DDR3; it's the future of desktop system memory, plain and simple. However, it's far from becoming the mainstream standard. As it stands now, there is little benefit to DDR3 as high costs and latency makes DDR3 a less attractive option in its current state. It's a familiar story. If you recall, back when DDR2 was in its infancy, the same argument was made, with price and latency being major detractors. Over time, however, the technology went through the normal maturation process, and with that, the latency factor was overcome and DDR2 became the dominant memory techology.
Today we are going to give you our assessment of a new high-performance DDR2 kit from OCZ. OCZ's DDR2 PC2-6400 Vista Performance Platinum 4GB Dual Channel kit is a member of OCZ's low latency Platinum XTC line, offering an impressive package that boasts 4GB of memory backed with an 800MHz rated speed with 5-4-4-15 timings. With Windows Vista slowly moving forward as the next dominant OS from Microsoft, the memory demands of this next generation Operating System will probably warrant an upgrade. While the 32-Bit version cannot recognize a full 4GB, the 64-Bit version, as well as Windows XP Pro 64-Bit, can.
In this article, we're going to take the OCZ DDR2 PC2-6400 Vista Performance Platinum 4GB Dual Channel kit for a spin around our test bed, comparing the performance to similarly clocked 2GB kit and an older 1GB for good measure. Our goal will be to quantify what gains users can expect from making the jump to 4GB and also give some general impressions after running a system with these modules for the last month or so.

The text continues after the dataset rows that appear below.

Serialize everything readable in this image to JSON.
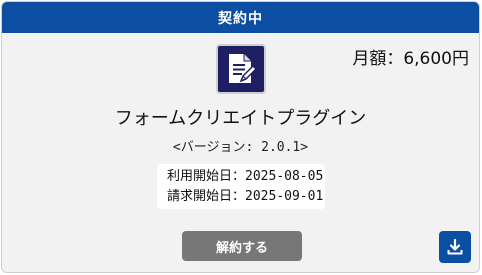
{
  "header": {
    "status": "契約中"
  },
  "price": {
    "label": "月額：6,600円"
  },
  "plugin": {
    "icon": "document-edit-icon",
    "name": "フォームクリエイトプラグイン",
    "version": "<バージョン: 2.0.1>"
  },
  "dates": {
    "start_label": "利用開始日：",
    "start_value": "2025-08-05",
    "billing_label": "請求開始日：",
    "billing_value": "2025-09-01"
  },
  "actions": {
    "cancel_label": "解約する",
    "download_icon": "download-icon"
  },
  "colors": {
    "header_bg": "#0b4ea2",
    "cancel_bg": "#777777",
    "icon_bg": "#1f1f63"
  }
}
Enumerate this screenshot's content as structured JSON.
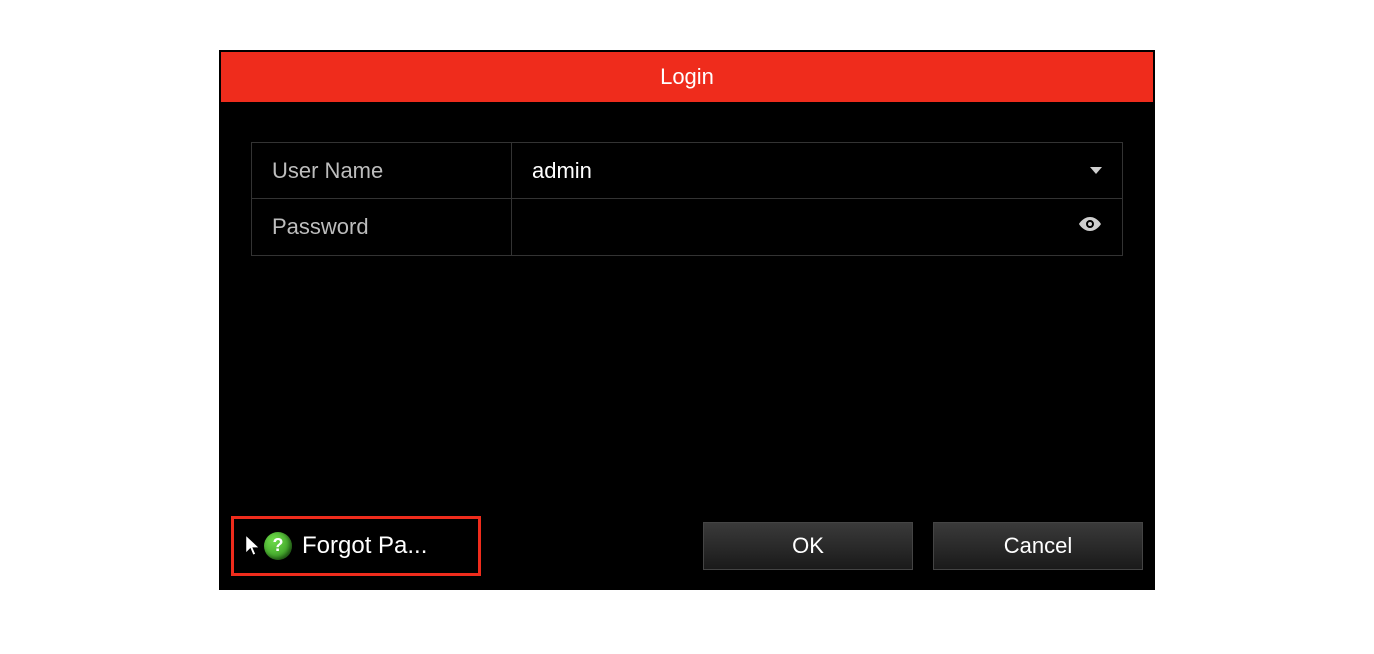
{
  "dialog": {
    "title": "Login",
    "fields": {
      "username_label": "User Name",
      "username_value": "admin",
      "password_label": "Password",
      "password_value": ""
    },
    "forgot_label": "Forgot Pa...",
    "help_glyph": "?",
    "buttons": {
      "ok": "OK",
      "cancel": "Cancel"
    }
  }
}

Available in 2GB Modules and 4GB (2x2048) Dual Channel Kits
Platinum XTC* Heatspreader
OCZ Lifetime Warranty
240 Pin DIMM
4GB D/C Kit PN - OCZ2P8004GK
* XTC (Xtreme Thermal Convection) heatspreaders optimize the thermal management of memory modules by promoting greater airflow by means of micro-convection throughout what is usually the dead air space inside conventional heatspreader designs. In this manner, build-up of heat is avoided and thermal dissipation of the memory components is offloaded more efficiently through the honeycomb design. At the same time, mechanical stability is maintained.
**OCZ EVP (Extended Voltage Protection) is a feature that allows performance enthusiasts to use a VDIMM of 2.1V ± 5% without invalidating their OCZ Lifetime Warranty.
As the specifications outline above, we received a 4GB kit that consists of two 2GB Dual-Channel modules. The unbuffered DIMMs are rated to run at a default speed of 800MHz at 5-4-4-15 timings (CAS-TRCD-TRP-TRAS). The modules are rated to run at a default voltage of 2.1v and come with OCZ's Extended Voltage Protection feature that supports an overvoltage of 5% without voiding the modules' lifetime warranty.
Keeping the overclocker in mind, OCZ outfitted the DIMMs with their Xtreme Thermal Convection (XTC) heat spreaders to help keep the modules' temperatures in check. The perforated design of the spreaders are supposed to help with natural convection, in a sense, allowing the chips to breathe better. Therefore, the XTC speaders help the modules maintain stability in part by disipating heat more effectively than solid heat spreaders.